Я прижал пальцы к его губам, не желая слушать его самобичеваний, и заметил, что роговые пластины на коже бесследно рассосались. Икра действовала. И эта оказалась забористей предыдущей партии. Или мне лишь почудилось. На то было несколько причин. И одна из них сейчас стояла на коленях, понуро опустив плечи.
— Ты пришёл… — я был тронут его искренностью. Я протянул руку, коснулся его скулы, прижал его голову к плечу и зарылся подбородком в его прямые жёсткие волосы. — Знал бы ты… как вовремя… — щипучая, подлая слеза скатилась из моего глаза по щеке и упала на его иссиня-чёрную шевелюру.
========== Икра III. Освобождение. VI ==========
Лабиринты Зимнего дворца остались за спиной. Мы угрюмо брели с Профитом по Невскому. Зашли в ресторан и в ожидании заказа сели друг напротив друга за маленький стол в помещении, подальше от шума проспекта, подальше от людей.
— Я нашёл его, — произнёс Профит, теребя пальцами салфетку.
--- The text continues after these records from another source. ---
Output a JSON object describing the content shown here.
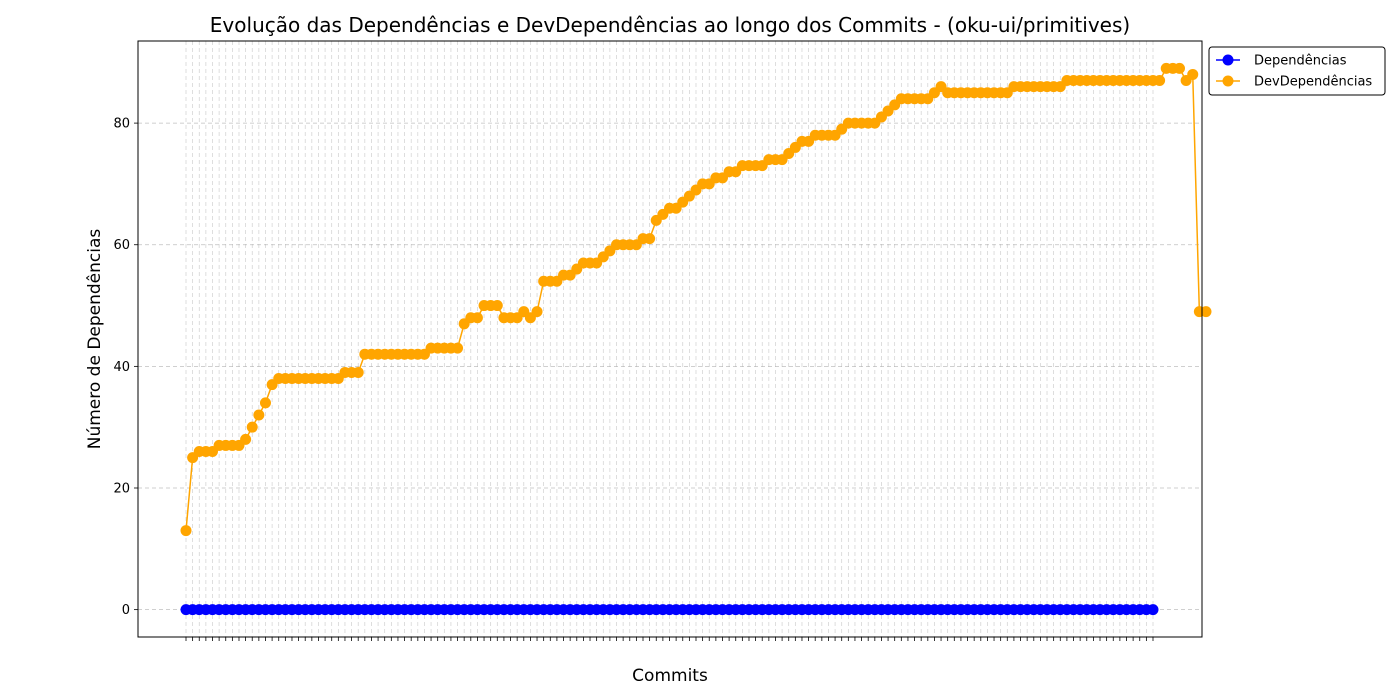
{
  "chart_data": {
    "type": "line",
    "title": "Evolução das Dependências e DevDependências ao longo dos Commits - (oku-ui/primitives)",
    "xlabel": "Commits",
    "ylabel": "Número de Dependências",
    "ylim": [
      -4.5,
      93.5
    ],
    "yticks": [
      0,
      20,
      40,
      60,
      80
    ],
    "grid": true,
    "legend_position": "top-right-outside",
    "colors": {
      "dependencias": "#0000ff",
      "devdependencias": "#ffa500",
      "grid": "#b0b0b0"
    },
    "series": [
      {
        "name": "Dependências",
        "values": [
          0,
          0,
          0,
          0,
          0,
          0,
          0,
          0,
          0,
          0,
          0,
          0,
          0,
          0,
          0,
          0,
          0,
          0,
          0,
          0,
          0,
          0,
          0,
          0,
          0,
          0,
          0,
          0,
          0,
          0,
          0,
          0,
          0,
          0,
          0,
          0,
          0,
          0,
          0,
          0,
          0,
          0,
          0,
          0,
          0,
          0,
          0,
          0,
          0,
          0,
          0,
          0,
          0,
          0,
          0,
          0,
          0,
          0,
          0,
          0,
          0,
          0,
          0,
          0,
          0,
          0,
          0,
          0,
          0,
          0,
          0,
          0,
          0,
          0,
          0,
          0,
          0,
          0,
          0,
          0,
          0,
          0,
          0,
          0,
          0,
          0,
          0,
          0,
          0,
          0,
          0,
          0,
          0,
          0,
          0,
          0,
          0,
          0,
          0,
          0,
          0,
          0,
          0,
          0,
          0,
          0,
          0,
          0,
          0,
          0,
          0,
          0,
          0,
          0,
          0,
          0,
          0,
          0,
          0,
          0,
          0,
          0,
          0,
          0,
          0,
          0,
          0,
          0,
          0,
          0,
          0,
          0,
          0,
          0,
          0,
          0,
          0,
          0,
          0,
          0,
          0,
          0,
          0,
          0,
          0,
          0,
          0
        ]
      },
      {
        "name": "DevDependências",
        "values": [
          13,
          25,
          26,
          26,
          26,
          27,
          27,
          27,
          27,
          28,
          30,
          32,
          34,
          37,
          38,
          38,
          38,
          38,
          38,
          38,
          38,
          38,
          38,
          38,
          39,
          39,
          39,
          42,
          42,
          42,
          42,
          42,
          42,
          42,
          42,
          42,
          42,
          43,
          43,
          43,
          43,
          43,
          47,
          48,
          48,
          50,
          50,
          50,
          48,
          48,
          48,
          49,
          48,
          49,
          54,
          54,
          54,
          55,
          55,
          56,
          57,
          57,
          57,
          58,
          59,
          60,
          60,
          60,
          60,
          61,
          61,
          64,
          65,
          66,
          66,
          67,
          68,
          69,
          70,
          70,
          71,
          71,
          72,
          72,
          73,
          73,
          73,
          73,
          74,
          74,
          74,
          75,
          76,
          77,
          77,
          78,
          78,
          78,
          78,
          79,
          80,
          80,
          80,
          80,
          80,
          81,
          82,
          83,
          84,
          84,
          84,
          84,
          84,
          85,
          86,
          85,
          85,
          85,
          85,
          85,
          85,
          85,
          85,
          85,
          85,
          86,
          86,
          86,
          86,
          86,
          86,
          86,
          86,
          87,
          87,
          87,
          87,
          87,
          87,
          87,
          87,
          87,
          87,
          87,
          87,
          87,
          87,
          87,
          89,
          89,
          89,
          87,
          88,
          49,
          49
        ]
      }
    ]
  }
}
Я вопросительно воззрился на него.
— Кого?
— Парня Соррел. Того… с дредами. Я отведу тебя к нему, если скажешь. Не хотел портить тебе этим аппетит, но…
— Пожрём и пойдём, О.К.?
В ресторане итальянской кухни негромко звучали ретро песни, как в кинофильмах с Адриано Челентано, которые смотрели родители. Мы молчали. Я рассматривал римскую волчицу, узором вырезанную на занавеске, и откапывал в памяти фрагменты тех фильмов, эпоха которых закончилась, оставив туманные воспоминания, эмоционально накатывающие под саундтрек.
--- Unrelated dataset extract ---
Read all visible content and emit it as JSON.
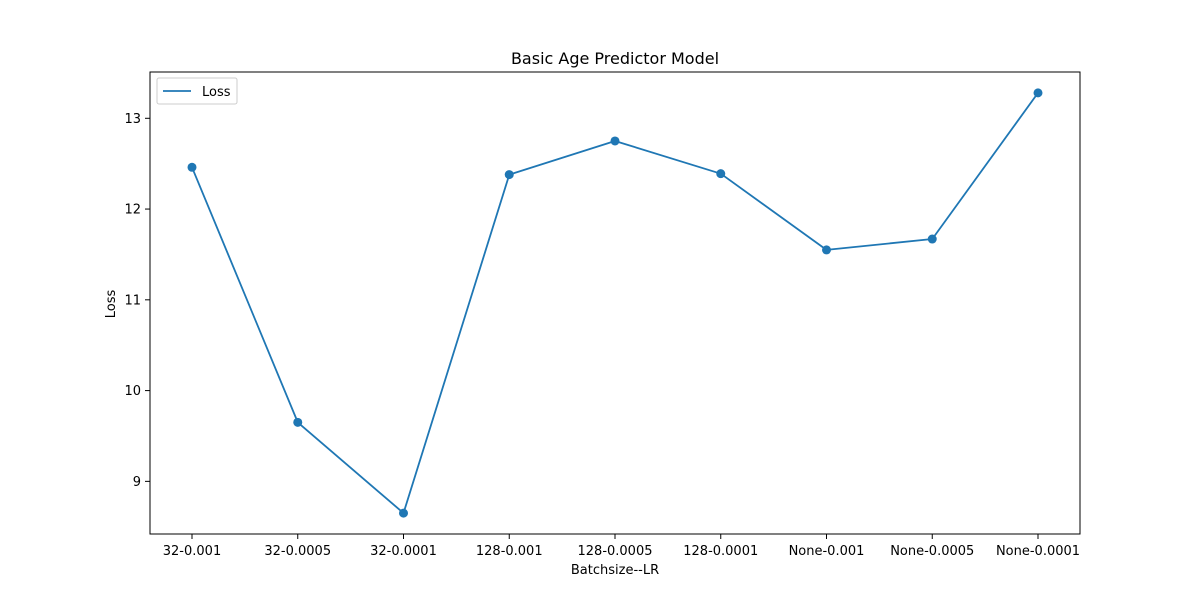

— Знаешь… у меня, кажется, просыпаются к тебе чувства, — улыбнулся я, глядя на Профита, вспомнив одну крылатую цитату.
Профит молчал.
— Теперь ты должен спросить — «Правда?», — я жестом попросил его повторить.
— Правда? — застенчиво спросил Профит.
— Да, чувствую, ты начинаешь меня нервировать… — я рассмеялся, хлопнув себя по колену.
Он едва улыбнулся. Только вот улыбался он всегда как-то грустно, обречённо. Я ел курицу с листочками розмарина и зажаренными на гриле помидорами черри, Профит пил чёрный чай из чашки… белоснежной, как мраморные статуи в Эрмитаже.
— Тебе вроде нельзя? — вспомнил я.
— Я решил, что это маразм, — неожиданно ответил Профит. — Жить вообще вредно… — добавил он.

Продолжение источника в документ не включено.